A five-year, $1.2 billion anti-malaria initiative has reached 25 million Africans with insecticide-treated bed nets, a simple but effective solution to a deadly problem.

One foreign aid program started under Bush, the Millennium Challenge Corporation, limits U.S. development assistance only to nations that embrace democracy and free markets, fight corruption and invest in education and health. It has approved $5.5 billion in compacts with 16 countries, nine in Africa.

Programs such as these have kept the United States relatively popular in Africa, unlike throughout the rest of the world. Yet even ordinary people here consistently express surprise, as have Africa experts at home, at Bush's largesse. Bush was asked by a Beninese reporter whether his visit was "a stunt."

Thousands of people lined Bush's motorcade route the entire way in from the airport in Dar es Salaam. He was greeted by dancers in tan shirts bearing his likeness and waving American flags.

Bush wants $30 billion over the next five years for his AIDS program.
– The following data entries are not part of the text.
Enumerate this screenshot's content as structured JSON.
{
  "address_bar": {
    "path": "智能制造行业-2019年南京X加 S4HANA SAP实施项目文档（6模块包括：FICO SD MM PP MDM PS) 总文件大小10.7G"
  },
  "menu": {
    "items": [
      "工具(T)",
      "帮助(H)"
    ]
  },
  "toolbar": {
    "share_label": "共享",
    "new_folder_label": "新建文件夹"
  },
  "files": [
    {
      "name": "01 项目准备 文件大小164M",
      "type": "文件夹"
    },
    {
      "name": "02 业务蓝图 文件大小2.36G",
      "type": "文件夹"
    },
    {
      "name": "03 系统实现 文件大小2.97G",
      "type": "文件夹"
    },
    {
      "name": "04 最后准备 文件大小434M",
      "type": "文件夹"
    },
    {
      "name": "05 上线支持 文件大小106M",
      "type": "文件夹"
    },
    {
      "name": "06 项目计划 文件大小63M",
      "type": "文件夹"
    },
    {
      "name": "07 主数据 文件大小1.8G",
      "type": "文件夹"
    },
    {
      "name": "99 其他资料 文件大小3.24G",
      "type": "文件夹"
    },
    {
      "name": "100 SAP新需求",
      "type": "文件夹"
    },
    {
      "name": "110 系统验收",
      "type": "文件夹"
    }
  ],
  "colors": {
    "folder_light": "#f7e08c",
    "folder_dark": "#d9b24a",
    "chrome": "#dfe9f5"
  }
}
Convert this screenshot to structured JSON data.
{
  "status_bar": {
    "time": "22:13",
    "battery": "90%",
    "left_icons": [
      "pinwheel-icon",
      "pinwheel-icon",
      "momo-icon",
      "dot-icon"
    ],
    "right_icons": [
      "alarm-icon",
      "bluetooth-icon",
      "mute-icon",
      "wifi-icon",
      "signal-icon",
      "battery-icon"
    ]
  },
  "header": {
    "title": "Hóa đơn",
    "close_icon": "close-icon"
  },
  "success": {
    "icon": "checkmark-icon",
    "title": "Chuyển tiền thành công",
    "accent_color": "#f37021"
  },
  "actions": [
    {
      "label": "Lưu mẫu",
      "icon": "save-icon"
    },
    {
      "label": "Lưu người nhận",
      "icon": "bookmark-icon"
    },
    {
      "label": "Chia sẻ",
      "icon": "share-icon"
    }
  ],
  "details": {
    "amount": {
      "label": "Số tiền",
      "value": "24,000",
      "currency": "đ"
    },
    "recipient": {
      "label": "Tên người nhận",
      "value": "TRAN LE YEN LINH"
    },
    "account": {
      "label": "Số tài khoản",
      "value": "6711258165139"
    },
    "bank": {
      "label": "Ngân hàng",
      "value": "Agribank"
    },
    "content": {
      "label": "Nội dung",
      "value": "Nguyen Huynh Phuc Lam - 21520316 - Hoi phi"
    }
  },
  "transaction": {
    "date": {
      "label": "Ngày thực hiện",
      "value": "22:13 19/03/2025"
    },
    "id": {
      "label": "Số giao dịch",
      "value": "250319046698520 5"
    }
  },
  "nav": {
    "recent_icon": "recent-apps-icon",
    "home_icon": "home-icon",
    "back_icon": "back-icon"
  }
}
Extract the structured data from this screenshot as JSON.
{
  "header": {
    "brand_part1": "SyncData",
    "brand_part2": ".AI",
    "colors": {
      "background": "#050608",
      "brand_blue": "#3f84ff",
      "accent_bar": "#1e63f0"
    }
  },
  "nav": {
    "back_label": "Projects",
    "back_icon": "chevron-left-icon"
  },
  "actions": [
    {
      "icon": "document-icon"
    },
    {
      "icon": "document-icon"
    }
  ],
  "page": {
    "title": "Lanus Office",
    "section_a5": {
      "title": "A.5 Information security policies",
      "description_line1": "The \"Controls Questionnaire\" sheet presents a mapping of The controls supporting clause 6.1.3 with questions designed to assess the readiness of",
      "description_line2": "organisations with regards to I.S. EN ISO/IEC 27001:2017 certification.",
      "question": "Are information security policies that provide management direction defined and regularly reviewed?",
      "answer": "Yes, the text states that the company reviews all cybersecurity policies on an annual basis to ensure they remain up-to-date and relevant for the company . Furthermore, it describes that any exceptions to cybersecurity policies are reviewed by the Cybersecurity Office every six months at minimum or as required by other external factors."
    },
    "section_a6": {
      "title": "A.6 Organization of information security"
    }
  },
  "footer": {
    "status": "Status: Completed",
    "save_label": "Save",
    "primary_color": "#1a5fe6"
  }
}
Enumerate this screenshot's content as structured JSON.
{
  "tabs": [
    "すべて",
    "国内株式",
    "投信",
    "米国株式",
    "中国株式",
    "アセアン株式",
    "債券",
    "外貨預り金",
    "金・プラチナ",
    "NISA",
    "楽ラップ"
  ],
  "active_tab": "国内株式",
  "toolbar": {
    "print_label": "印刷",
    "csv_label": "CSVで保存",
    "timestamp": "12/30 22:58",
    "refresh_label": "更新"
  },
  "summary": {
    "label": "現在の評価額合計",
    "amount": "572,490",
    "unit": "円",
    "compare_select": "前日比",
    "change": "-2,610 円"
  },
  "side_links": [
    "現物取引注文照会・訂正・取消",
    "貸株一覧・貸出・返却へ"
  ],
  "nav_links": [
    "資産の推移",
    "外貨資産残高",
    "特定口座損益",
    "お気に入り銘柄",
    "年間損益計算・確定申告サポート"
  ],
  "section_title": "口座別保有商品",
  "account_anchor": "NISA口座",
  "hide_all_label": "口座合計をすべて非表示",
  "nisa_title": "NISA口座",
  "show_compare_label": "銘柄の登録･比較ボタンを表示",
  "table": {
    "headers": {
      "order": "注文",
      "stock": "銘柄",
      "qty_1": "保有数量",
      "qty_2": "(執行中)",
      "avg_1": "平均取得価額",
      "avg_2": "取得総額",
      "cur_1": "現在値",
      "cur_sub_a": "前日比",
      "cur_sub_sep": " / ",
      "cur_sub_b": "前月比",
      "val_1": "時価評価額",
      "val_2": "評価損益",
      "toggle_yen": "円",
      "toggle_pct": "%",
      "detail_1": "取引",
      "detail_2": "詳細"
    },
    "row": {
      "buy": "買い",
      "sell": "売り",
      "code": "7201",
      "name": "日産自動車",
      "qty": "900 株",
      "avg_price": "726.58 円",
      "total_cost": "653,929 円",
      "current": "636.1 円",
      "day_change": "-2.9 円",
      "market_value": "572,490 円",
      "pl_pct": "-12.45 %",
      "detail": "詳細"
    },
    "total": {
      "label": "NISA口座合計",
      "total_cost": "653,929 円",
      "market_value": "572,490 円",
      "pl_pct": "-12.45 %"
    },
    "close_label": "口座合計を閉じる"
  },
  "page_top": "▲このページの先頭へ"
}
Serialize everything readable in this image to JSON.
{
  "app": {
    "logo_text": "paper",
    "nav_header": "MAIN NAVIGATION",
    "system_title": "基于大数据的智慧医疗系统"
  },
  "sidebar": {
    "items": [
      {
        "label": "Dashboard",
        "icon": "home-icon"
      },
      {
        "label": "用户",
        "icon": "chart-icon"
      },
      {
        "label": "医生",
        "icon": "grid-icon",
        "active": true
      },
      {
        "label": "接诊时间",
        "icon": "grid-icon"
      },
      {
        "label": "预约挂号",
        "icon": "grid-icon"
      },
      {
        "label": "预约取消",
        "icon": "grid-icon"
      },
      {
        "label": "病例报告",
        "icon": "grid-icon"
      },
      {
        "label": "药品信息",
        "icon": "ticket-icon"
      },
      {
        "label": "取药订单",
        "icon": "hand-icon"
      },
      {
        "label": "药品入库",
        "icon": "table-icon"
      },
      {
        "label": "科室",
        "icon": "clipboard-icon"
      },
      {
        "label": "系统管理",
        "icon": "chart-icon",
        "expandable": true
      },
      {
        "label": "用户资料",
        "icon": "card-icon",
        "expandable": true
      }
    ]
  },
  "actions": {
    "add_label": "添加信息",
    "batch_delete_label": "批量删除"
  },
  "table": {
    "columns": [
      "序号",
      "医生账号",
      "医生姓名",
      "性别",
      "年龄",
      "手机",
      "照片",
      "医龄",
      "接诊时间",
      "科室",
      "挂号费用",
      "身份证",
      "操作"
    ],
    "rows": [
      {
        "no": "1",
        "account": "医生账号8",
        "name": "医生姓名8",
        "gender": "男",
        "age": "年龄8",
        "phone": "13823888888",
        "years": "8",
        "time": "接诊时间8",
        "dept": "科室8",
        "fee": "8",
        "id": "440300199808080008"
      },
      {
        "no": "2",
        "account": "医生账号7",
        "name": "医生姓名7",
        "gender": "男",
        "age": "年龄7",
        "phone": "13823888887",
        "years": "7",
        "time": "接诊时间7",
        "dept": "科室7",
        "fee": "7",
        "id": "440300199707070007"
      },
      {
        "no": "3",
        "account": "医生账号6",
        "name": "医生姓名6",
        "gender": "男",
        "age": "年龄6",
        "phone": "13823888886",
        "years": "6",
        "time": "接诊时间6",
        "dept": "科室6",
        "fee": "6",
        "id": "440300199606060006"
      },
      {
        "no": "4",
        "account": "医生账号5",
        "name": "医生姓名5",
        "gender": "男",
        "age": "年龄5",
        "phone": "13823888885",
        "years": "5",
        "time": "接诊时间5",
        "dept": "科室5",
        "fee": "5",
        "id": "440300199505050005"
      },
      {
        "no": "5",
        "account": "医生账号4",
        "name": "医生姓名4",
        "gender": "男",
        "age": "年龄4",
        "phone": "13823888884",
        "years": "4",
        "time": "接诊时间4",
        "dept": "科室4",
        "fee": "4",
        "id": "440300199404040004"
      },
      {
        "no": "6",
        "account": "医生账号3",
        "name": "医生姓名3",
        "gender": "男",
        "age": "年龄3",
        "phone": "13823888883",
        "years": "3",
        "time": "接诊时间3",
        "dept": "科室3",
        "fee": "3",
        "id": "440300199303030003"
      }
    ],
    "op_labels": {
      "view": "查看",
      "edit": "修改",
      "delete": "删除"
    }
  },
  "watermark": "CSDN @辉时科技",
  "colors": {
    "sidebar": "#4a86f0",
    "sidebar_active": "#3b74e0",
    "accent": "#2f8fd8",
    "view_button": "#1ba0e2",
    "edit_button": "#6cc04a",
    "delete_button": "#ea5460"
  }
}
Democrats complain that is too little and there is debate about its emphasis on abstinence and requirement of anti-prostitution pledges.

His Millennium Challenge approach is more threatened, in part because of a slow initial pace of getting the money out. Lawmakers gave it $1.5 billion for the last budget year, half of Bush's request, and seem to be similarly inclined this year.

Lobbying for it from Benin, Bush said it is a more effective way of helping Africa — by helping countries there help themselves.